Вторично разбитый в августе 1774 года под Казанью Пугачев переправляется на правый берег Волги и вдруг оказывается сильнее и опаснее, чем прежде.



Дело в том, что до сих пор он действовал на окраинах государства, малонаселенных, недавно завоеванных, не очень русских. В войско его шли казаки – вольные пограничники, возмущенные урезкой льгот, а также завоеванные инородцы, возмущенные потерей воли. Все народ воинственный, легкий на подъем, привыкший к коню и сабле. Но для русских они были чужими, и русский солдат стойко сражался против этих «бунтовщиков».

На правобережье Волги Пугачев оказался в коренной крепостной России. В сущности, только здесь бунт непокорной границы превратился в крестьянскую всенародную войну, во всеобщее восстание натерпевшихся рабов. От искр занялся пожар. Пугачева ждали деревни, ждали города, ждали купцы и попы, ждали Нижний, Тула и Москва с оружием и оружейными заводами. Трон заколебался. Перепуганная Екатерина задумалась о бегстве на кораблях за границу. Сподвижники советовали Емельяну немедля идти на Москву.

Пугачев поколебался… и повернул на юг: через Саратов – Царицын – на Дон.

Подстреленный зверь ползет в нору зализывать раны. Пугачев был донским казаком, домой побежал после неудачи. Казакам он верил, крепостные были чужды ему, и он недооценил всю силу крепостного возмущения.

На Москву или на Дон? – вот он, поворотный момент, развилка истории.

Пугачев выбрал Дон, был разбит под Царицыном в третий раз, окончательно… и выдан сподвижниками на казнь.

Итак, предупреждать его надо было где-то между Казанью и Симбирском, когда еще можно было повернуть на Москву. Трудная миссия. Опасная миссия. Опаснее, чем визит ко двору Елизаветы в облике чужеземных врачей. Какой облик принять, идя в стан Пугачева? Как пробраться через пеструю толпу мужиков с вилами, каторжников с рваными ноздрями, бесшабашных казаков, белозубых башкирских конников в меховых шапках, с колчанами за голой спиной? Переодеться? Притвориться своим? Не получится. Тогда и язык был не совсем такой, не пушкинский и даже не державинский.

Конечно, лучше бы на танке приехать… но это не по правилам игры.
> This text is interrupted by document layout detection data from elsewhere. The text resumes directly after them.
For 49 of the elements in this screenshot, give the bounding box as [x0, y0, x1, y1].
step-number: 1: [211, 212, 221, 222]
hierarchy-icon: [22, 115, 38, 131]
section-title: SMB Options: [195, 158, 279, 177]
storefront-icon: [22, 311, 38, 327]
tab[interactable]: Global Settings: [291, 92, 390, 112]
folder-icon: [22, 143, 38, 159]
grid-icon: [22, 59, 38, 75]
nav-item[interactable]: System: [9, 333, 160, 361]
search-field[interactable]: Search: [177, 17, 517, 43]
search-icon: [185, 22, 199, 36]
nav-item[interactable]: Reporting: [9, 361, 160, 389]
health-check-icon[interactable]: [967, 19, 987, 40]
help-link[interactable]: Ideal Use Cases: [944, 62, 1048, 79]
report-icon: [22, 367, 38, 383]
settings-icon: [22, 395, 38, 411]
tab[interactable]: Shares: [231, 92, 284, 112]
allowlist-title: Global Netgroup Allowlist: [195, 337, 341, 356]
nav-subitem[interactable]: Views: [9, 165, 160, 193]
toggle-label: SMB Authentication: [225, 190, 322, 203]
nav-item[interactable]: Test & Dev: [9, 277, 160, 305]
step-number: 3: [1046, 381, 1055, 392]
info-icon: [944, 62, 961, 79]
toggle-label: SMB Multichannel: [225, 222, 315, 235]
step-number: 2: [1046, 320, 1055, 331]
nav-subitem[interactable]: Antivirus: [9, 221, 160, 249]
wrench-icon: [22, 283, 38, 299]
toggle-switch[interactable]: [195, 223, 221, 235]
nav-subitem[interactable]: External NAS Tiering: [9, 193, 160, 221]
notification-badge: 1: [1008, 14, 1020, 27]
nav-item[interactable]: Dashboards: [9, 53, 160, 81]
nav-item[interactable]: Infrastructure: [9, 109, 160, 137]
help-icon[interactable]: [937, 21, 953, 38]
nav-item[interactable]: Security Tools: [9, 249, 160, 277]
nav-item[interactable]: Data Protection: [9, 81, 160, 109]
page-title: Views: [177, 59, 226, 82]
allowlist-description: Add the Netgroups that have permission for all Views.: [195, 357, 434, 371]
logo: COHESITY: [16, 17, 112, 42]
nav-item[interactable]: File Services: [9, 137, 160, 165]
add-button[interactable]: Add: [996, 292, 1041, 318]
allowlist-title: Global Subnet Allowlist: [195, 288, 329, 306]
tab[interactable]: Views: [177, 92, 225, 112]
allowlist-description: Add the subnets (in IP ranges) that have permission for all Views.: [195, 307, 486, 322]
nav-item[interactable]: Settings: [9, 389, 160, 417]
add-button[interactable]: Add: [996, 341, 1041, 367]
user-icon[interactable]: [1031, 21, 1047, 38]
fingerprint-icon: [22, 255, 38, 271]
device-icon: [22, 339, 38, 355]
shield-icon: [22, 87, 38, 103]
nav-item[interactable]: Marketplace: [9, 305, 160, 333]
По правилам, надо убедить Пугачева, пусть он повернет на Москву, а мы посмотрим, что выйдет из этого.

Допустим, убедили. Повернул.

Запылал пожар всеобщего крестьянского восстания. Занялись огнем дворянские усадьбы: пензенские, нижегородские, владимирские, подмосковные. Отряды солдат в мундирах и париках с косичками – жалкие островки в бушующем море. Да и сами они, рекруты из бывших крепостных, все чаще, чаще, чем до Казани, переходят на сторону восставших. Тут же идет война со своими, не с бунтующими инородцами. И к Рождеству колокольным звоном встречает первопрестольная белокаменная государя Петра.